Dans tout cela d’ailleurs, rien de bien alarmant. Ce que nous avons voulu dire, c’est que le communisme est un élément entre autres de nos institutions, une des allures que prend volontiers la loi française. Il ne résulte nullement de l’exposé qu’on a lu qu’il en soit le principe unique et fondamental. À ce point de vue, notre société n’a rien de lamentable, et même il y aurait lieu de la congratuler. En effet, si quelque chose recommande et fortifie une société, c’est de pouvoir montrer à sa base des élémens nombreux et variés. Que de mérites dans ce seul mérite ! D’abord elle ressemble à l’individu, elle répond et se proportionne à son objet, qui a toujours passé pour complexe et onduleux. Ensuite elle ne ressemble pas aux sectes dont la manie est de livrer tout à un seul principe ; elle n’est ni saint-simonienne, ni icarienne, ni fouriériste. L’unité est le grand mal à éviter : c’était le mal de l’antiquité, frappant de décadence tantôt un peuple, tantôt un autre, pour abus de l’unique chose dont il vivait, théocratie ou démocratie. Il n’est pas de bonne chose, fût-ce la religion, dont ne périsse un peuple, si c’est là tout son régime. D’un autre côté, telle chose équivoque, prise à dose convenable, peut être d’un bon service social : voyez plutôt l’égoïsme, où manque la moralité, mais où abonde la force.

Il y a de bonnes raisons pour que la société ne supporte pas l’empire absolu d’un seul principe : c’est que l’homme, la substance sociale, n’est pas un.

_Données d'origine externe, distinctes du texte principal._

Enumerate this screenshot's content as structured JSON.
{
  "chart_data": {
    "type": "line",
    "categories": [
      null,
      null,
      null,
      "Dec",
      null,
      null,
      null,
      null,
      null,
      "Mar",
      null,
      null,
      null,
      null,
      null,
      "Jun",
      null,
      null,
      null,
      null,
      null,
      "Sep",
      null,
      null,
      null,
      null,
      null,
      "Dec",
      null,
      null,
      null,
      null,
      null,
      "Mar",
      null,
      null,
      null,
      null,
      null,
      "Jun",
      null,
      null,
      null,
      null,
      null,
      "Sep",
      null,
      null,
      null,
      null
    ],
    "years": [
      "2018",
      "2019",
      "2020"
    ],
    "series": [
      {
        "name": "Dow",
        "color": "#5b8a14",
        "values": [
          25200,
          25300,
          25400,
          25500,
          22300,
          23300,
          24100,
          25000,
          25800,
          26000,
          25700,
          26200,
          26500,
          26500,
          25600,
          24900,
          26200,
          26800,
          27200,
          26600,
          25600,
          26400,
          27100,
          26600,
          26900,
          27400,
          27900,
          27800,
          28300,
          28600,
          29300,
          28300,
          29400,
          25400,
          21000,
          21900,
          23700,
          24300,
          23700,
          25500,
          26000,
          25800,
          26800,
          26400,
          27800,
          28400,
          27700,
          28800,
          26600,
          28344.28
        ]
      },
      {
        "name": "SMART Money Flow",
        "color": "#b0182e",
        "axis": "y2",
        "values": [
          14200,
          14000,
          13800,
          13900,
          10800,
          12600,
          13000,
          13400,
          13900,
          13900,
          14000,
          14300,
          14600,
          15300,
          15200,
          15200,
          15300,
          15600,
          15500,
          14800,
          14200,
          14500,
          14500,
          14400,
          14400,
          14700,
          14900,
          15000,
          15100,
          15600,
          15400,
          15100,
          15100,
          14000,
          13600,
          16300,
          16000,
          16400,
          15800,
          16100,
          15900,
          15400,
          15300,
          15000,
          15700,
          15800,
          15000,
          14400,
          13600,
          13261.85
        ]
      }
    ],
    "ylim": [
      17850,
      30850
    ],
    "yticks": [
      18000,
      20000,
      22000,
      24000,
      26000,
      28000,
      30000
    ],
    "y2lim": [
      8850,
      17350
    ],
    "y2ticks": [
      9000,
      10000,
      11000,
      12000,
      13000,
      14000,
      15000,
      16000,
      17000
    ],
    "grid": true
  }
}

On vit bien quelque chose de tout autre dans l’antiquité : çà et là des pays purement démocratiques, d’autres purement sacerdotaux, quelques-uns au pouvoir d’une caste ou d’une dynastie. Plus néanmoins les sociétés se développent, plus vous y voyez paraître toute la nature humaine sous forme de droits plus étendus, de sentimens plus sympathiques, de travaux plus variés, de forces et d’aspirations nouvelles qui se tiennent en respect les uns les autres. Que ne découvre-t-on pas de nos jours ? L’égalité devant la loi, la dignité du travail, l’homme sous le nègre, la richesse hors du sol, la Providence dans l’histoire, la tolérance et l’indifférence en matière de religion. Tel est le train immémorial du progrès, tel est le fonds d’équilibre et de variété qui s’établit sous ses pas. Une société en est-elle à ce point, la dernière aventure qu’elle ait à craindre, c’est l’invasion de quelque principe nouveau et absolu.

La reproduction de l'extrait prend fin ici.